4 września 2015

Telefon do przyjaciela "mlaska":)))

Na tapczanie siedzi leń,
    znów go wita  nowy dzień
a on siorbie kawę swoją 
zerka w prasę : 
 - o, znów mnie gnoją?

 Dzwoni szybko po wytyczne:

   - dziś po chamsku, czy etycznie?
chciałbym poznać dyrektywy
 właśnie już zmówiłem pacierz
 jestem  nader spolegliwy       

 A w słuchawce znany "mlask"

 -  dyrektywy masz wklejone
na lodówce, "pańciu" blady
byś co rano se powtórzył
           głowę wszak  masz, od parady !
 - żadnych zmian i łaskawości
bo ci porachuję kości !     
  chamstwo tylko się przebija
więc kulturą nie wywijaj !
chamstwo wznosi i upaja
    tego oczekuje, nasza zgraja !
*
No i przysiadł leń na  d...e
         "szef" już wie, jak "pieczeń" upiec
        czym doprawić,  jak popieprzyć
             nikt od niego  nie był lepszy !       

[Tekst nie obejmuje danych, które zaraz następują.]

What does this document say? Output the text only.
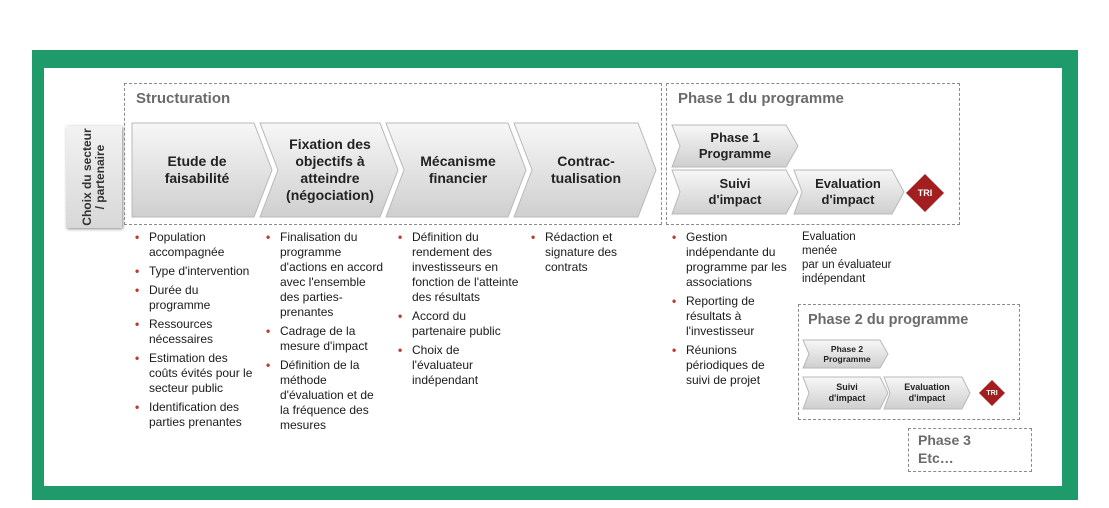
Structuration
Choix du secteur / partenaire	Etude de
faisabilité
Fixation des
objectifs à
atteindre
(négociation)
Mécanisme
financier
Contrac-
tualisation
Phase 1 du programme
Phase 1
Programme
Suivi
d'impact
Evaluation
d'impact	TRI
• Population accompagnée
• Type d'intervention
• Durée du programme
• Ressources nécessaires
• Estimation des coûts évités pour le secteur public
• Identification des parties prenantes
• Finalisation du programme d'actions en accord avec l'ensemble des parties-prenantes
• Cadrage de la mesure d'impact
• Définition de la méthode d'évaluation et de la fréquence des mesures
• Définition du rendement des investisseurs en fonction de l'atteinte des résultats
• Accord du partenaire public
• Choix de l'évaluateur indépendant
• Rédaction et signature des contrats
• Gestion indépendante du programme par les associations
• Reporting de résultats à l'investisseur
• Réunions périodiques de suivi de projet
Evaluation
menée
par un évaluateur
indépendant
Phase 2 du programme
Phase 2
Programme
Suivi
d'impact
Evaluation
d'impact	TRI
Phase 3
Etc…
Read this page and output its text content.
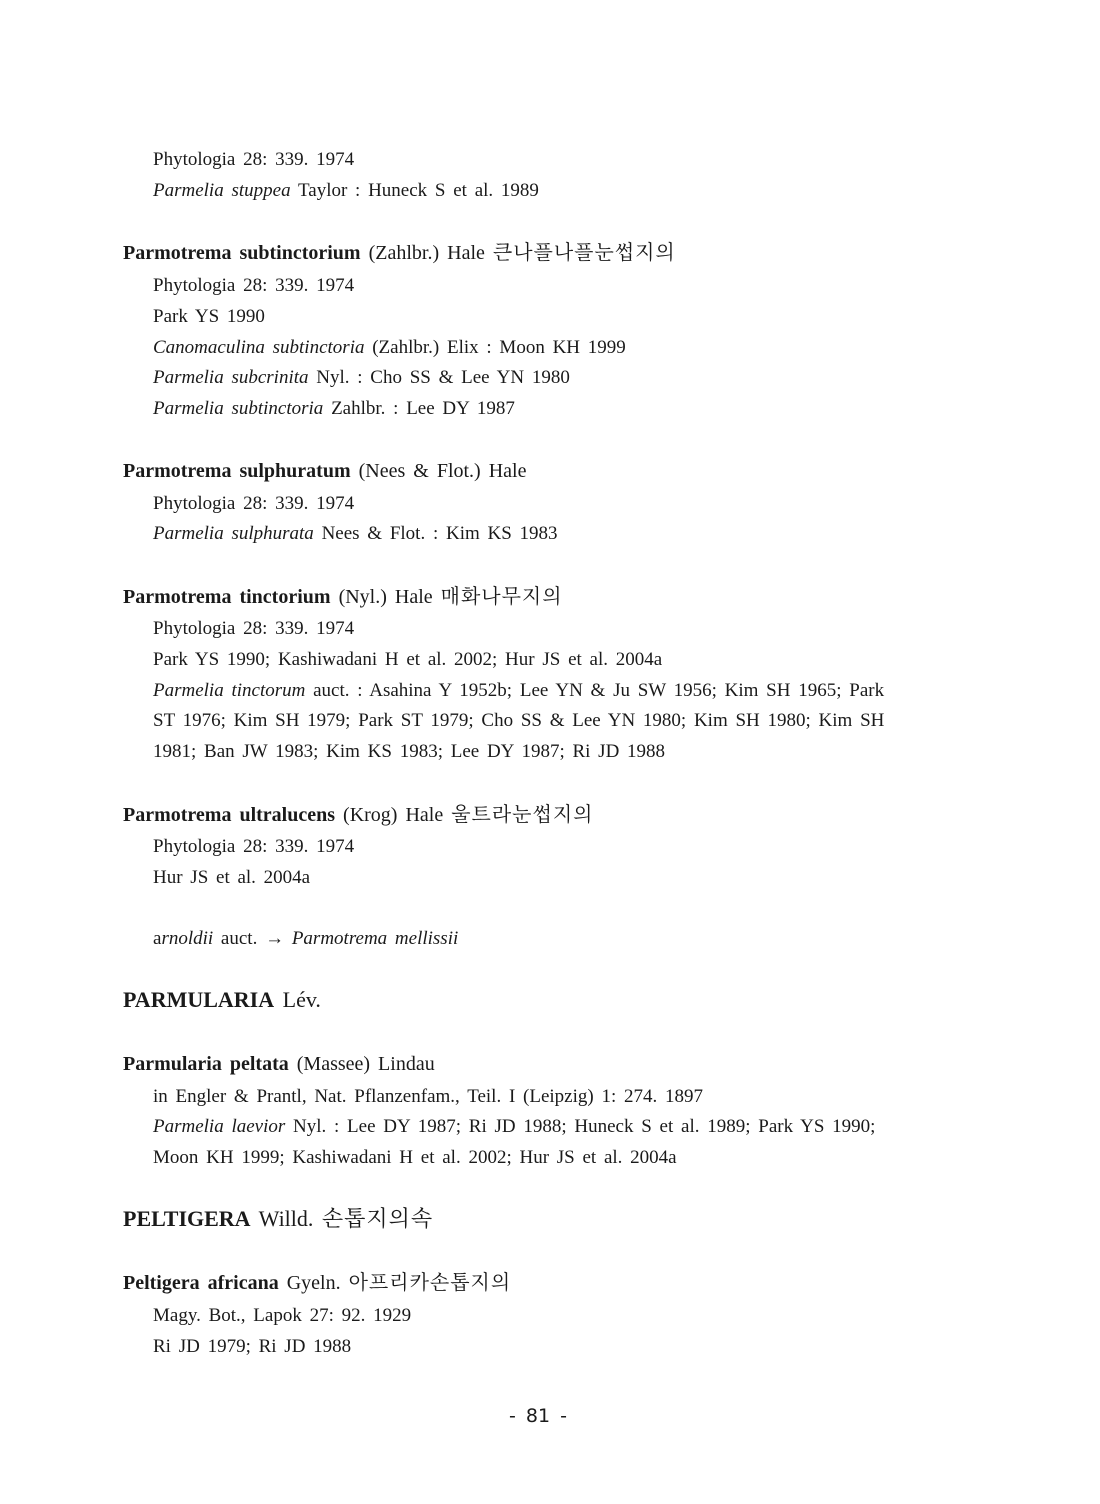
Phytologia 28: 339. 1974
Parmelia stuppea Taylor : Huneck S et al. 1989
Parmotrema subtinctorium (Zahlbr.) Hale 큰나플나플눈썹지의
Phytologia 28: 339. 1974
Park YS 1990
Canomaculina subtinctoria (Zahlbr.) Elix : Moon KH 1999
Parmelia subcrinita Nyl. : Cho SS & Lee YN 1980
Parmelia subtinctoria Zahlbr. : Lee DY 1987
Parmotrema sulphuratum (Nees & Flot.) Hale
Phytologia 28: 339. 1974
Parmelia sulphurata Nees & Flot. : Kim KS 1983
Parmotrema tinctorium (Nyl.) Hale 매화나무지의
Phytologia 28: 339. 1974
Park YS 1990; Kashiwadani H et al. 2002; Hur JS et al. 2004a
Parmelia tinctorum auct. : Asahina Y 1952b; Lee YN & Ju SW 1956; Kim SH 1965; Park
ST 1976; Kim SH 1979; Park ST 1979; Cho SS & Lee YN 1980; Kim SH 1980; Kim SH
1981; Ban JW 1983; Kim KS 1983; Lee DY 1987; Ri JD 1988
Parmotrema ultralucens (Krog) Hale 울트라눈썹지의
Phytologia 28: 339. 1974
Hur JS et al. 2004a
arnoldii auct. → Parmotrema mellissii
PARMULARIA Lév.
Parmularia peltata (Massee) Lindau
in Engler & Prantl, Nat. Pflanzenfam., Teil. I (Leipzig) 1: 274. 1897
Parmelia laevior Nyl. : Lee DY 1987; Ri JD 1988; Huneck S et al. 1989; Park YS 1990;
Moon KH 1999; Kashiwadani H et al. 2002; Hur JS et al. 2004a
PELTIGERA Willd. 손톱지의속
Peltigera africana Gyeln. 아프리카손톱지의
Magy. Bot., Lapok 27: 92. 1929
Ri JD 1979; Ri JD 1988
- 81 -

  - Szkoda tylko, że ta "swołocz"
co od chamów nas wyzywa
      dnia nie wita  krzyżem świętym
        więc qure..ko... pamiętliwa..         

..._ale wkrótce to się zmieni, he he he - maliniak uśmiechnął się do swego odbicia w lustrze. Dzięki mnie, oczywiście :))Każdy poniesie swój krzyż..godnie.